Solange Vergangenes erinnert wird, ist es nicht schwer, die Frage nach seiner Seinsart zu beantworten. Es hat seine Wirklichkeit eben im Erinnertwerden. Aber die Erinnerung hört irgendwann auf, und irgendwann wird es keine Menschen mehr auf der Erde geben. Schließlich wird die Erde selbst verschwinden. Da zur Vergangenheit immer eine Gegenwart gehört, deren Vergangenheit sie ist, müßten wir also sagen: mit der bewußten Gegenwart – und Gegenwart ist immer nur als bewußte – verschwindet auch die Vergangenheit, und das Futurum exactum verliert seinen Sinn. Aber genau dies können wir nicht denken. Der Satz: “In ferner Zukunft wird es nicht mehr wahr sein, daß wir heute abend hier zusammen waren” ist Unsinn. Er läßt sich nicht denken. Wenn wir einmal nicht mehr hier gewesen sein werden, dann sind wir tatsächlich auch jetzt nicht wirklich hier, wie es der Buddhismus denn auch konsequenterweise behauptet. Wenn gegenwärtige Wirklichkeit einmal nicht mehr gewesen sein wird, dann ist sie gar nicht wirklich. Wer das Futurum exactum beseitigt, beseitigt das Präsens.
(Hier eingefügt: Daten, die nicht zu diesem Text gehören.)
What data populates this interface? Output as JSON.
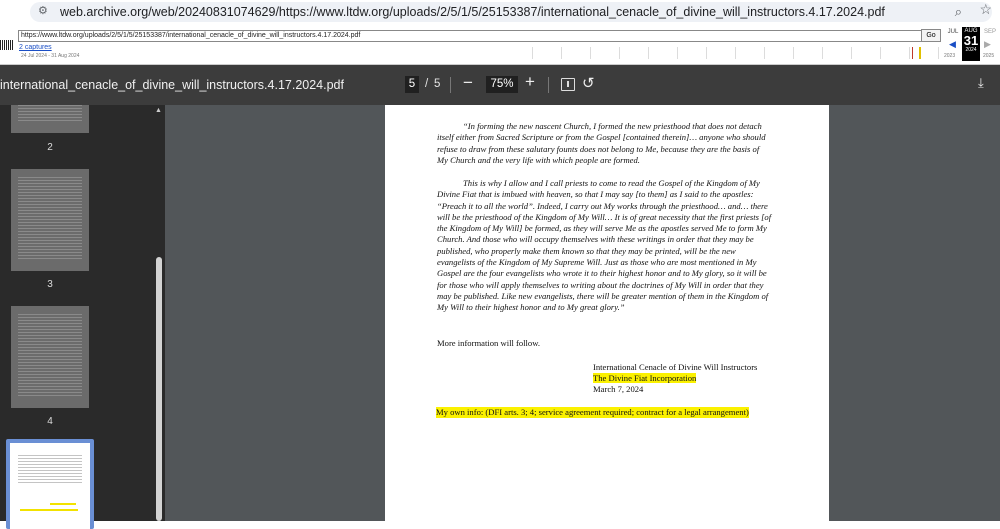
{
  "browser": {
    "url": "web.archive.org/web/20240831074629/https://www.ltdw.org/uploads/2/5/1/5/25153387/international_cenacle_of_divine_will_instructors.4.17.2024.pdf"
  },
  "wayback": {
    "url": "https://www.ltdw.org/uploads/2/5/1/5/25153387/international_cenacle_of_divine_will_instructors.4.17.2024.pdf",
    "go_label": "Go",
    "captures": "2 captures",
    "range": "24 Jul 2024 - 31 Aug 2024",
    "prev_month": "JUL",
    "cur_month": "AUG",
    "next_month": "SEP",
    "cur_day": "31",
    "prev_year": "2023",
    "cur_year": "2024",
    "next_year": "2025",
    "logo_text": "INTERNET ARCHIVE"
  },
  "pdf": {
    "title": "international_cenacle_of_divine_will_instructors.4.17.2024.pdf",
    "current_page": "5",
    "separator": "/",
    "total_pages": "5",
    "zoom": "75%",
    "thumbnails": [
      {
        "label": "2"
      },
      {
        "label": "3"
      },
      {
        "label": "4"
      }
    ],
    "paragraph1": [
      "“In forming the new nascent Church, I formed the new priesthood that does not detach",
      "itself either from Sacred Scripture or from the Gospel [contained therein]… anyone who should",
      "refuse to draw from these salutary founts does not belong to Me, because they are the basis of",
      "My Church and the very life with which people are formed."
    ],
    "paragraph2": [
      "This is why I allow and I call priests to come to read the Gospel of the Kingdom of My",
      "Divine Fiat that is imbued with heaven, so that I may say [to them] as I said to the apostles:",
      "“Preach it to all the world”. Indeed, I carry out My works through the priesthood… and… there",
      "will be the priesthood of the Kingdom of My Will… It is of great necessity that the first priests [of",
      "the Kingdom of My Will] be formed, as they will serve Me as the apostles served Me to form My",
      "Church. And those who will occupy themselves with these writings in order that they may be",
      "published, who properly make them known so that they may be printed, will be the new",
      "evangelists of the Kingdom of My Supreme Will. Just as those who are most mentioned in My",
      "Gospel are the four evangelists who wrote it to their highest honor and to My glory, so it will be",
      "for those who will apply themselves to writing about the doctrines of My Will in order that they",
      "may be published. Like new evangelists, there will be greater mention of them in the Kingdom of",
      "My Will to their highest honor and to My great glory.”"
    ],
    "more_info": "More information will follow.",
    "sig_line1": "International Cenacle of Divine Will Instructors",
    "sig_line2": "The Divine Fiat Incorporation",
    "sig_line3": "March 7, 2024",
    "own_info": "My own info: (DFI arts. 3; 4; service agreement required; contract for a legal arrangement)"
  },
  "colors": {
    "highlight": "#fbf100",
    "viewer_bg": "#525659",
    "toolbar_bg": "#3c3c3c"
  }
}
Aber noch einmal: Von welcher Art ist diese Wirklichkeit des Vergangenen, das ewige Wahrsein jeder Wahrheit? Die einzige Antwort kann lauten: Wir müssen ein Bewußtsein denken, in dem alles, was geschieht, aufgehoben ist, ein absolutes Bewußtsein. Kein Wort wird einmal ungesprochen sein, kein Schmerz unerlitten, keine Freude unerlebt. Geschehenes kann verziehen, es kann nicht ungeschehen gemacht werden. Wenn es Wirklichkeit gibt, dann ist das Futurum exactum unausweichlich, und mit ihm das Postulat des wirklichen Gottes.

And that, my friends, is an eschatological ontology.